In 2012, Greg Abbott, then the attorney general of Texas, wanted to cut down a pecan tree in his yard that was in poor condition and had lost most of its canopy. But the city of Austin, as he has recalled, charged him a fee to replace the tree.
Five years later, Gov. Abbott signed a bill allowing property owners to offset tree loss by planting new trees rather than paying a mitigation fee. That law is just one of many examples during Abbott’s tenure of the state government clipping the wings of Texas cities. After the college town of Denton banned fracking, the legislature passed a bill prohibiting such bans. When Houston required Uber and Lyft drivers to be fingerprinted, the state overrode the requirement. A state prohibition on local plastic bag bans failed, but it might succeed in court.
Such efforts to override local ordinances -- including, for example, Florida’s ban on local gun regulation -- are often seen simply as a red state vs. blue city issue. “Texas is being California-ized, and you might not even be noticing it,” Abbott said, shortly after he was elected, in defending attempts to curb local regulations. Indeed, red states are often criticized by liberals for being hypocritical -- demanding that power be downshifted from Washington to the states, but refusing to push power further down to cities where most mayors are Democrats.

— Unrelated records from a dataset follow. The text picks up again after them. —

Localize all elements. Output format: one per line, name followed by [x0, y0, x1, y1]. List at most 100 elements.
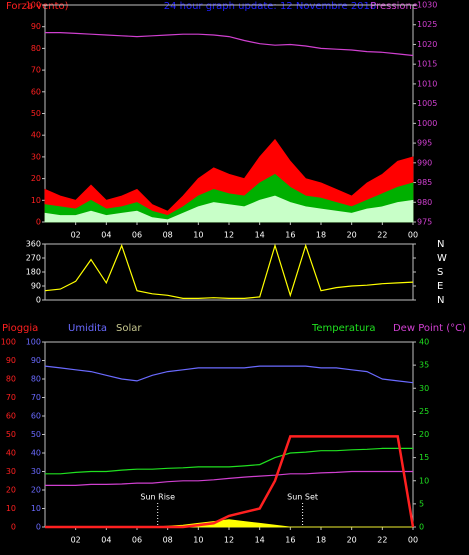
y-tick-label: 270: [26, 254, 41, 263]
x-tick-label: 18: [316, 231, 326, 240]
solar-label: Solar: [116, 323, 142, 334]
y-tick-label: 80: [31, 375, 41, 384]
y-tick-label: 40: [31, 131, 41, 140]
x-tick-label: 04: [101, 536, 111, 545]
y-tick-label: 0: [11, 523, 16, 532]
x-tick-label: 10: [193, 231, 203, 240]
x-tick-label: 20: [347, 536, 357, 545]
dewpoint-label: Dew Point (°C): [393, 323, 466, 334]
x-tick-label: 14: [255, 231, 265, 240]
series-line: [45, 32, 414, 57]
y2-tick-label: N: [437, 295, 444, 306]
y2-tick-label: N: [437, 239, 444, 250]
y2-tick-label: 1005: [417, 99, 437, 108]
y-tick-label: 50: [31, 430, 41, 439]
y-tick-label: 100: [26, 338, 41, 347]
x-tick-label: 06: [132, 536, 142, 545]
y2-tick-label: 20: [419, 430, 429, 439]
series-line: [45, 435, 415, 529]
y-tick-label: 100: [26, 1, 41, 10]
y-tick-label: 0: [36, 218, 41, 227]
y-tick-label: 100: [1, 338, 16, 347]
series-line: [44, 365, 414, 384]
x-tick-label: 18: [316, 536, 326, 545]
y2-tick-label: 975: [417, 218, 432, 227]
wind-label: Forza vento): [6, 1, 69, 12]
y-tick-label: 90: [31, 356, 41, 365]
series-line: [45, 470, 413, 486]
y2-tick-label: S: [437, 267, 443, 278]
y-tick-label: 50: [31, 109, 41, 118]
y2-tick-label: 30: [419, 384, 429, 393]
y2-tick-label: E: [437, 281, 443, 292]
y-tick-label: 90: [31, 22, 41, 31]
y2-tick-label: 40: [419, 338, 429, 347]
y2-tick-label: 1010: [417, 79, 437, 88]
y2-tick-label: 995: [417, 139, 432, 148]
x-tick-label: 06: [132, 231, 142, 240]
y-tick-label: 20: [31, 174, 41, 183]
x-tick-label: 20: [347, 231, 357, 240]
y-tick-label: 30: [31, 467, 41, 476]
y2-tick-label: 1015: [417, 60, 437, 69]
series-line: [44, 243, 414, 299]
y-tick-label: 20: [31, 486, 41, 495]
annotation: Sun Set: [287, 493, 318, 502]
y-tick-label: 50: [6, 430, 16, 439]
annotation: Sun Rise: [140, 493, 175, 502]
y2-tick-label: 980: [417, 198, 432, 207]
rain-label: Pioggia: [2, 323, 38, 334]
x-tick-label: 10: [193, 536, 203, 545]
y2-tick-label: 10: [419, 476, 429, 485]
y2-tick-label: 985: [417, 178, 432, 187]
x-tick-label: 08: [163, 536, 173, 545]
y-tick-label: 30: [6, 467, 16, 476]
x-tick-label: 08: [163, 231, 173, 240]
y2-tick-label: 5: [419, 499, 424, 508]
y-tick-label: 180: [26, 268, 41, 277]
y-tick-label: 30: [31, 152, 41, 161]
x-tick-label: 12: [224, 231, 234, 240]
y-tick-label: 80: [6, 375, 16, 384]
y2-tick-label: 1030: [417, 1, 437, 10]
y2-tick-label: 15: [419, 453, 429, 462]
x-tick-label: 14: [255, 536, 265, 545]
y-tick-label: 360: [26, 240, 41, 249]
y-tick-label: 60: [31, 412, 41, 421]
plot-frame: [44, 243, 414, 301]
x-tick-label: 00: [408, 536, 418, 545]
y2-tick-label: W: [437, 253, 447, 264]
temperature-label: Temperatura: [311, 323, 376, 334]
y-tick-label: 90: [31, 282, 41, 291]
y-tick-label: 40: [31, 449, 41, 458]
y-tick-label: 10: [31, 196, 41, 205]
x-tick-label: 00: [408, 231, 418, 240]
x-tick-label: 02: [71, 231, 81, 240]
y-tick-label: 70: [31, 66, 41, 75]
y-tick-label: 10: [6, 504, 16, 513]
x-tick-label: 02: [71, 536, 81, 545]
y2-tick-label: 1020: [417, 40, 437, 49]
y-tick-label: 20: [6, 486, 16, 495]
y-tick-label: 0: [36, 523, 41, 532]
y2-tick-label: 1025: [417, 20, 437, 29]
y2-tick-label: 35: [419, 361, 429, 370]
y-tick-label: 0: [36, 296, 41, 305]
y-tick-label: 70: [6, 393, 16, 402]
x-tick-label: 16: [285, 231, 295, 240]
y2-tick-label: 990: [417, 158, 432, 167]
y2-tick-label: 25: [419, 407, 429, 416]
y-tick-label: 80: [31, 44, 41, 53]
y-tick-label: 60: [31, 87, 41, 96]
series-line: [45, 447, 413, 475]
x-tick-label: 12: [224, 536, 234, 545]
x-tick-label: 22: [377, 231, 387, 240]
chart-title: 24 hour graph update: 12 Novembre 2018: [164, 1, 377, 12]
series-area: [44, 195, 414, 223]
x-tick-label: 22: [377, 536, 387, 545]
y-tick-label: 60: [6, 412, 16, 421]
x-tick-label: 16: [285, 536, 295, 545]
y-tick-label: 40: [6, 449, 16, 458]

But recent events in California have revealed that preemption efforts go both ways. A bill to limit cities’ ability to block large apartment construction near public transit recently failed in the California Legislature. Meanwhile, California’s sanctuary state law has run into resistance from conservative local governments. The small city of Los Alamitos has passed an ordinance claiming to exempt itself from the state’s law. Other localities -- including a number of local governments in Orange and San Diego counties -- are joining the Trump administration’s lawsuit challenging the state law.
In a way, none of this is new. Power struggles between the feds and states have been going on for decades, dating back at least to the 1980s when the Reagan administration tangled with mostly Democratic state governments. What is new, however, is the aggressiveness with which state governments are trying to curtail the power of local governments -- and how ideological those battles have become.
During this extremely partisan era, local governments have often been viewed as a welcome oasis from ideological battles. Mayors and other local officials don’t have the luxury of engaging in pure partisan politics all the time. As the argument goes, they have a city to run and are so close to their constituents that they have no choice but to focus on getting things done.
But as local jurisdictions are affected by “The Big Sort” -- people geographically separating themselves based on their political views -- we see more and more enclaves of red in blue states and blue in red states. And as the local constituents have become more ideologically divided, so have the local politicians. So increasingly, the politicians who rule islands of red or blue are called upon by their own constituents to #Resist, forcing the state-level political majority to strike back. It’s not an encouraging trend, but it’s not going away anytime soon.